Failure to meet these conditions means you remain “at the threshold,” and every single subsequent late filing will result in another £200 fine.
Late Payment Penalties: A Different Beast
It is vital to distinguish between late filing (points-based) and late payment (percentage-based). HMRC has not moved late payments to a points system. If you owe tax and don’t pay it on time, you will still face immediate financial consequences.
- Up to 15 days late: No penalty if you pay in full or agree on a payment plan.
- 16 to 30 days late: A penalty applies.
Quick heads-up: April 2026 HMRC system change (VOA integration)
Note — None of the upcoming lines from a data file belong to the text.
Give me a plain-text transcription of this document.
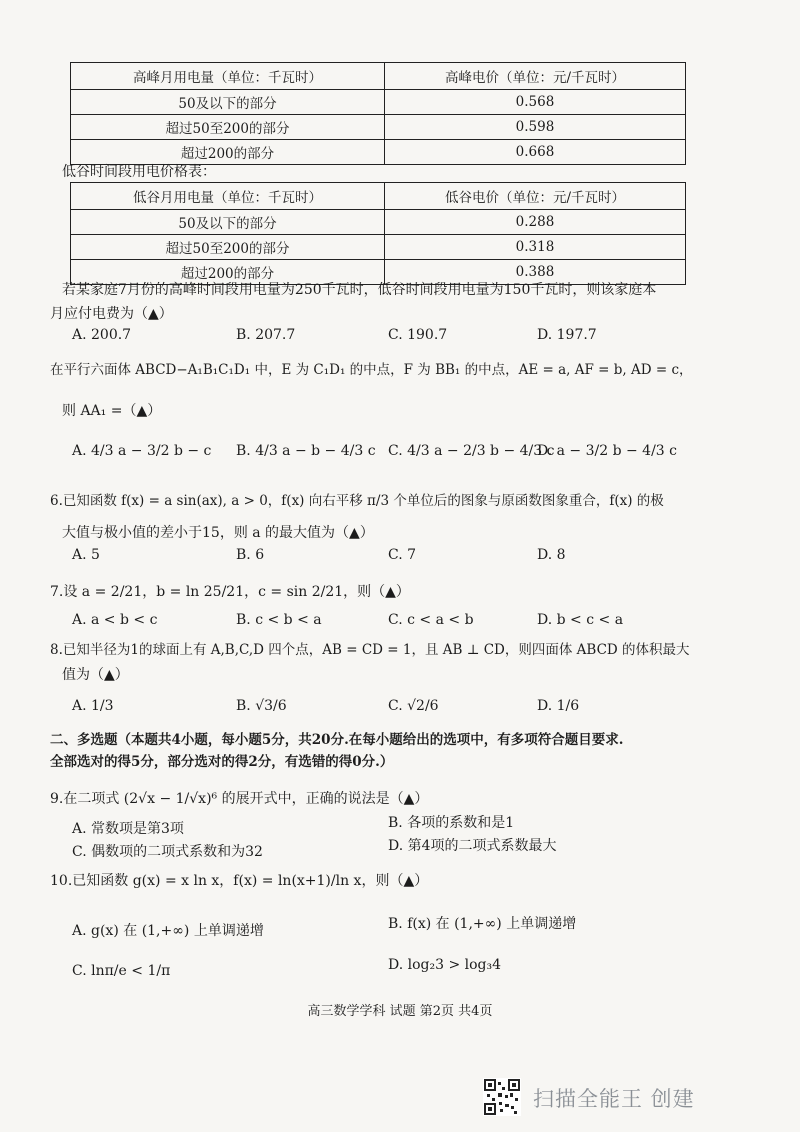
高峰月用电量（单位：千瓦时）	高峰电价（单位：元/千瓦时）
50及以下的部分	0.568
超过50至200的部分	0.598
超过200的部分	0.668
低谷时间段用电价格表：
低谷月用电量（单位：千瓦时）	低谷电价（单位：元/千瓦时）
50及以下的部分	0.288
超过50至200的部分	0.318
超过200的部分	0.388
若某家庭7月份的高峰时间段用电量为250千瓦时，低谷时间段用电量为150千瓦时，则该家庭本
月应付电费为（▲）
A. 200.7	B. 207.7	C. 190.7	D. 197.7
在平行六面体 ABCD−A₁B₁C₁D₁ 中，E 为 C₁D₁ 的中点，F 为 BB₁ 的中点，AE = a, AF = b, AD = c，
则 AA₁ =（▲）
A. 4/3 a − 3/2 b − c B. 4/3 a − b − 4/3 c C. 4/3 a − 2/3 b − 4/3 c
D. a − 3/2 b − 4/3 c
6.已知函数 f(x) = a sin(ax), a > 0，f(x) 向右平移 π/3 个单位后的图象与原函数图象重合，f(x) 的极
大值与极小值的差小于15，则 a 的最大值为（▲）
A. 5	B. 6	C. 7	D. 8
7.设 a = 2/21，b = ln 25/21，c = sin 2/21，则（▲）
A. a < b < c	B. c < b < a	C. c < a < b	D. b < c < a
8.已知半径为1的球面上有 A,B,C,D 四个点，AB = CD = 1，且 AB ⊥ CD，则四面体 ABCD 的体积最大
值为（▲）
A. 1/3	B. √3/6	C. √2/6	D. 1/6
二、多选题（本题共4小题，每小题5分，共20分.在每小题给出的选项中，有多项符合题目要求.
全部选对的得5分，部分选对的得2分，有选错的得0分.）
9.在二项式 (2√x − 1/√x)⁶ 的展开式中，正确的说法是（▲）
A. 常数项是第3项	B. 各项的系数和是1
C. 偶数项的二项式系数和为32	D. 第4项的二项式系数最大
10.已知函数 g(x) = x ln x，f(x) = ln(x+1)/ln x，则（▲）
A. g(x) 在 (1,+∞) 上单调递增	B. f(x) 在 (1,+∞) 上单调递增
C. lnπ/e < 1/π	D. log₂3 > log₃4
高三数学学科 试题 第2页 共4页
扫描全能王 创建
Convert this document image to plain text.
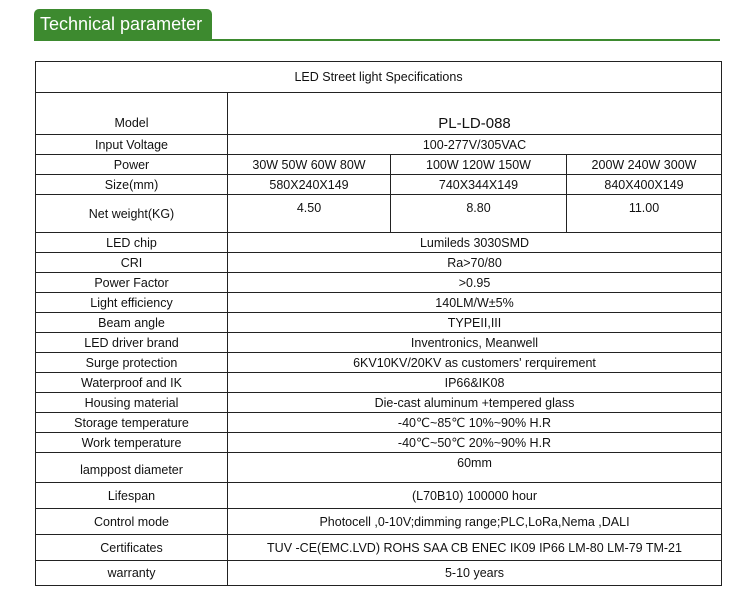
Technical parameter
LED Street light Specifications			
Model	PL-LD-088		
Input Voltage	100-277V/305VAC		
Power	30W 50W 60W 80W	100W 120W 150W	200W 240W 300W
Size(mm)	580X240X149	740X344X149	840X400X149
Net weight(KG)	4.50	8.80	11.00
LED chip	Lumileds 3030SMD		
CRI	Ra>70/80		
Power Factor	>0.95		
Light efficiency	140LM/W±5%		
Beam angle	TYPEII,III		
LED driver brand	Inventronics, Meanwell		
Surge protection	6KV10KV/20KV as customers' rerquirement		
Waterproof and IK	IP66&IK08		
Housing material	Die-cast aluminum +tempered glass		
Storage temperature	-40℃~85℃ 10%~90% H.R		
Work temperature	-40℃~50℃ 20%~90% H.R		
lamppost diameter	60mm		
Lifespan	(L70B10) 100000 hour		
Control mode	Photocell ,0-10V;dimming range;PLC,LoRa,Nema ,DALI		
Certificates	TUV -CE(EMC.LVD) ROHS SAA CB ENEC IK09 IP66 LM-80 LM-79 TM-21		
warranty	5-10 years		
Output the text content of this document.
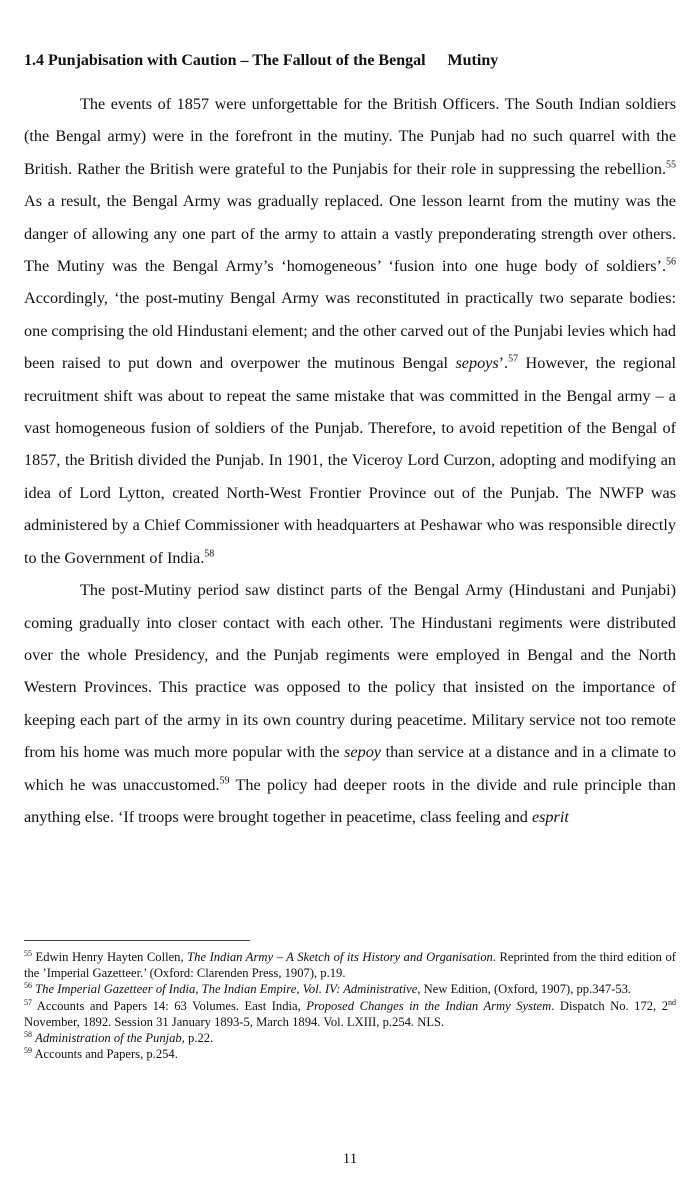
1.4 Punjabisation with Caution – The Fallout of the Bengal Mutiny

The events of 1857 were unforgettable for the British Officers. The South Indian soldiers (the Bengal army) were in the forefront in the mutiny. The Punjab had no such quarrel with the British. Rather the British were grateful to the Punjabis for their role in suppressing the rebellion.$^{55}$ As a result, the Bengal Army was gradually replaced. One lesson learnt from the mutiny was the danger of allowing any one part of the army to attain a vastly preponderating strength over others. The Mutiny was the Bengal Army’s ‘homogeneous’ ‘fusion into one huge body of soldiers’.$^{56}$ Accordingly, ‘the post-mutiny Bengal Army was reconstituted in practically two separate bodies: one comprising the old Hindustani element; and the other carved out of the Punjabi levies which had been raised to put down and overpower the mutinous Bengal sepoys’.$^{57}$ However, the regional recruitment shift was about to repeat the same mistake that was committed in the Bengal army – a vast homogeneous fusion of soldiers of the Punjab. Therefore, to avoid repetition of the Bengal of 1857, the British divided the Punjab. In 1901, the Viceroy Lord Curzon, adopting and modifying an idea of Lord Lytton, created North-West Frontier Province out of the Punjab. The NWFP was administered by a Chief Commissioner with headquarters at Peshawar who was responsible directly to the Government of India.$^{58}$

The post-Mutiny period saw distinct parts of the Bengal Army (Hindustani and Punjabi) coming gradually into closer contact with each other. The Hindustani regiments were distributed over the whole Presidency, and the Punjab regiments were employed in Bengal and the North Western Provinces. This practice was opposed to the policy that insisted on the importance of keeping each part of the army in its own country during peacetime. Military service not too remote from his home was much more popular with the sepoy than service at a distance and in a climate to which he was unaccustomed.$^{59}$ The policy had deeper roots in the divide and rule principle than anything else. ‘If troops were brought together in peacetime, class feeling and esprit

$^{55}$ Edwin Henry Hayten Collen, The Indian Army – A Sketch of its History and Organisation. Reprinted from the third edition of the ’Imperial Gazetteer.’ (Oxford: Clarenden Press, 1907), p.19.

$^{56}$ The Imperial Gazetteer of India, The Indian Empire, Vol. IV: Administrative, New Edition, (Oxford, 1907), pp.347-53.

$^{57}$ Accounts and Papers 14: 63 Volumes. East India, Proposed Changes in the Indian Army System. Dispatch No. 172, 2nd November, 1892. Session 31 January 1893-5, March 1894. Vol. LXIII, p.254. NLS.

$^{58}$ Administration of the Punjab, p.22.

$^{59}$ Accounts and Papers, p.254.

11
From 1 April 2026, the Valuation Office Agency (VOA) is being integrated into HMRC. For most business owners, day-to-day tax filings won’t change overnight, but if you deal with business rates valuations or Council Tax banding challenges, expect branding and email changes (for example, communications coming from HMRC). Keep an eye out for scams and only respond to messages that clearly reference your property and case details.
Public EV charging VAT: clarification to watch (March 2026)
In March 2026, there was further clarification in this area: public EV charging may qualify for the reduced 5% VAT rate in certain scenarios (rather than the standard 20%). This is one to watch if you operate charging points, run a fleet, or recharge as part of your service offering—because VAT treatment can affect your pricing and the VAT you recover.